Indiana University Health is the latest to attribute dismal 2022 financial results to rising costs and investment-related losses.

Indianapolis-based IU Health on Friday reported a loss of $715.11 million in 2022, compared with a profit of $861.51 million a year earlier. The nonprofit system’s annual losses include $698.16 million lost due to underperformance in financial markets.

Year-over-year operating revenue increased 2.8% to $8.09 billion, including a 4.6% increase in patient services revenue with the number of surgeries, emergency department visits, and procedures X-ray increased. Hospitalization is slightly reduced. Expenses for 2022 increased 3.3% to $7.97 billion, driven by labor, drug and supply costs.

IU Health will seek to overcome economic obstacles by limiting capital expenditure, optimizing resources and implementing operational efficiency, the hospital said in a press release.

As Indiana’s largest healthcare system, IU Health operates 16 hospitals and more than 300 physician offices, surgery centers, and other care facilities.

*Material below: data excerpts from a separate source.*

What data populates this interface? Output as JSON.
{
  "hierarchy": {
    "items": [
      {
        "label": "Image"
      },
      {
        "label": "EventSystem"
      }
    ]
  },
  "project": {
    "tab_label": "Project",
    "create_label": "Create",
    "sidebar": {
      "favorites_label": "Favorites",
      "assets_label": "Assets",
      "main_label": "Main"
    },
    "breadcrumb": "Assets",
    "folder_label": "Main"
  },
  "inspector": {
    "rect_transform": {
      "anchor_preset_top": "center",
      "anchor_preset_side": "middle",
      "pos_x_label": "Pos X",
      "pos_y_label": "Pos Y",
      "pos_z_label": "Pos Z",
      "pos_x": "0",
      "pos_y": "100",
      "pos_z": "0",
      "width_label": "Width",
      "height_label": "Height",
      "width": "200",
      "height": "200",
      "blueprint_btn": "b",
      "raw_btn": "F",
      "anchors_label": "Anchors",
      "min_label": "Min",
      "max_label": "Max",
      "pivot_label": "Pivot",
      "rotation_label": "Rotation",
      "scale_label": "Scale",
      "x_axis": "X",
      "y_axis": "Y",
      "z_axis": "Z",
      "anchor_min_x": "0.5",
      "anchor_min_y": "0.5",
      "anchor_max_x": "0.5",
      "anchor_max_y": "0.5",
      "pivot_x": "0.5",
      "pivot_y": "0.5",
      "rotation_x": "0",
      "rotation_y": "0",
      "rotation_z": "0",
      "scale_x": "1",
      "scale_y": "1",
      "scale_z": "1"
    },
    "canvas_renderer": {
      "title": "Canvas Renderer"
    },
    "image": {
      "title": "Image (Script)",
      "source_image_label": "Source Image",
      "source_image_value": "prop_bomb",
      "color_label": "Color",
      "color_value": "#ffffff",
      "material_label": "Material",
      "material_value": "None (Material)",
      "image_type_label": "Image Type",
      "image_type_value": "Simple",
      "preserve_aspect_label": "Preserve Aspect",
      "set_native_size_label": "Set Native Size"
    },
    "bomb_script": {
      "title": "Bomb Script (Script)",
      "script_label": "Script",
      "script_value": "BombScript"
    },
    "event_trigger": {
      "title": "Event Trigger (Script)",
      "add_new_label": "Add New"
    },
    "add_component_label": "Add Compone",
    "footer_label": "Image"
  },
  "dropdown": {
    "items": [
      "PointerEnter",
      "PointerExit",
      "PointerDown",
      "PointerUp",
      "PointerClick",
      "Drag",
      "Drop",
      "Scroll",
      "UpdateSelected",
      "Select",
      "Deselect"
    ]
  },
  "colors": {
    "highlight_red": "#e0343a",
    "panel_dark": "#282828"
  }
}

IU Health also notes that their ongoing sale is having a negative impact on sales. In late 2021, IU Health announced it would take measures to bring Medicare percentage-average commercial prices in line with the national average by 2025 — a move that is expected to consume system cost more than 1 billion dollars in revenue. IU Health has previously been criticized for the higher prices it charges commercial customers.

In 2020, commercial prices equal 280% of Medicare prices, falling to 269% in 2021. Prices were at 265% for the first nine months of 2022, the latest data available.

The spokesperson said IU Health recorded a $120 million drop in revenue in 2021 due to the price reduction plan. That equates to 1.5% of the system’s total operating revenue for that year. The spokesperson did not provide a figure for 2022.

“IU Health has recognized and accepted its responsibility to help address health care costs in Indiana. We acknowledge that hospital prices for commercial customers in our state are above the national average and We are the only health system to date that has not only publicly committed to reducing them but has actually taken concrete steps to do so,” the system said in a statement last year.

To date, the system has offered an average of 45% off radiology services, 30% off specialty pharmaceuticals, and nearly 24% off ambulance services. IU Health says almost all testing services cost Medicare or less. The system is planning a similar price adjustment in 2023.